Карьера | страница 18
Ему стало отчетливо ясно, что ничего из разговора с Тимошиным не выйдет! Что дела его по-настоящему плохи и надо готовиться к самому худшему. Может быть, и найдется где-то для него место, но никто сам предлагать его не будет. Его, это место, надо будет искать, выпрашивать… А может быть, просто пойти в какой-нибудь институт или техникум на кафедру иностранных языков и положить свои бумаги. Тут уж кстати будет и его степень, что он получил между делом, по умному настоянию Марины. Работы было немного, лишь классифицировать свои повседневные дела, придать им некую наукообразность и только огромное количество писанины, оформления, ссылок, перепечаток… Глядишь, сейчас степень и станет палочкой-выручалочкой. Но он знал и другое… Если его вышибли, «выбросили из тележки», то инерция этого падения будет так велика, что об этом узнают в любом институте, куда он забредет. Откажут под каким-нибудь благовидным предлогом. А может быть, и без оного, зная, что он не будет стучать по столу и качать права. Да, техникум, техникум… Это максимально! И то скорее всего где-нибудь в Подмосковье. Какой-нибудь… вроде кооперативного, например в Удельной. Да, да, там первый раз после возвращения отдыхал его отец. Тогда маленький, сгорбившийся, тихий… А может быть, он тогда просто еще не привык к отцу, не знал его. Он был для Кирилла все-таки чужим… странным. Ведь когда отца забрали, а это случилось в середине войны, Кирилл был совсем ребенок. Он помнил только его кожаное хрустящее пальто, блеск зубов, большие белые, сильные пальцы… Какой-то вагон, солнечный перрон за окнами… Возвращение из эвакуации или отъезд? Этого он не помнил!

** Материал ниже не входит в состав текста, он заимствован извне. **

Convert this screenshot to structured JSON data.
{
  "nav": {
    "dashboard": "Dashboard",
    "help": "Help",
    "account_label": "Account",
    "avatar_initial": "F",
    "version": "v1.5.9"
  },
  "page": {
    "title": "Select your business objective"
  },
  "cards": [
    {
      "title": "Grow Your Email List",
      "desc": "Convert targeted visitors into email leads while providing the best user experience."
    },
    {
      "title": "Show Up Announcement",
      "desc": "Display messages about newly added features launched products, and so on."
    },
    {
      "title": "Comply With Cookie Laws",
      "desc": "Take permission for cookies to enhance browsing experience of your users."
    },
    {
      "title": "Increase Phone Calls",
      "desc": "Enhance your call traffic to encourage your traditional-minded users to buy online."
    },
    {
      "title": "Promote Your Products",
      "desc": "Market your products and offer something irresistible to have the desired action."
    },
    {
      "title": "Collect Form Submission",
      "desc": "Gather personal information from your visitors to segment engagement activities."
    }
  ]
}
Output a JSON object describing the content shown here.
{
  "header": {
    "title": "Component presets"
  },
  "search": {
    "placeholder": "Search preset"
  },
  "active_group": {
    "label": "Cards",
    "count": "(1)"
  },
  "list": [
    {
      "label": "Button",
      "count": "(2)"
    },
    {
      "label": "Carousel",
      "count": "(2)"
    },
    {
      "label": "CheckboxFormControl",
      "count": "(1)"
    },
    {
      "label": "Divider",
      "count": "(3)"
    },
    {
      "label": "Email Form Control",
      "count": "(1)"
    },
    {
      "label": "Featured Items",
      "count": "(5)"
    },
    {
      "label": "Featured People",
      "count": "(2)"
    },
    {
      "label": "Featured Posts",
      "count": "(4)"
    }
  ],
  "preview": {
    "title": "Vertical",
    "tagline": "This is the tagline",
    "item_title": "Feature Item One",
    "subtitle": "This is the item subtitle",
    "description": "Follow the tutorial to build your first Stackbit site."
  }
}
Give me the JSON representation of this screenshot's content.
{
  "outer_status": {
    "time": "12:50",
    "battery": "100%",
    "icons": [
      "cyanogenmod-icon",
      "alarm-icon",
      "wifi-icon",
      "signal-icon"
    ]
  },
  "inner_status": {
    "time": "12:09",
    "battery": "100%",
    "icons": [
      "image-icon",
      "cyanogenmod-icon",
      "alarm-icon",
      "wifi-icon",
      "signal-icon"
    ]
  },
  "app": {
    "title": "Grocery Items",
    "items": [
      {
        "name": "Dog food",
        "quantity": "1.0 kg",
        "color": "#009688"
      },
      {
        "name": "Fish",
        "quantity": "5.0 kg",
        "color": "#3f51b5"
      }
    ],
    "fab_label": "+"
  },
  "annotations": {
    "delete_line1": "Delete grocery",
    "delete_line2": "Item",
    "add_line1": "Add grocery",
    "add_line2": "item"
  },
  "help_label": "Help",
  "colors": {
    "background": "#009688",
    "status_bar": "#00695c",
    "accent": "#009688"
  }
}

А когда отец воскрес, то какое-то чувство злого протеста ожило у семнадцатилетнего Кирилла. Отец появился на пороге их комнаты — седой, сгорбленный, смиренный, отводящий глаза. В синем китайском, топорщившемся плаще, как ему показалось, надетом на нижнюю рубаху… Отец был словно виноват во всех бедствиях, боли, нищете, позоре его, Кирилла, болезни матери… И тем более невероятной и даже кощунственной показалась ему, Кириллу, женская сладкая слабость матери при виде этого старого, казенно-опрятного, закрытого для сыновьих и любых глаз человека, которого нужно было теперь называть отцом. И когда Кирилл попытался протестовать, убегал из дома на те часы, на которые отец приезжал к ним из Петушков (его тогда еще не реабилитировали), то мать только молчала. Он чувствовал, как ей было это больно, но был бессилен что-нибудь с собой поделать.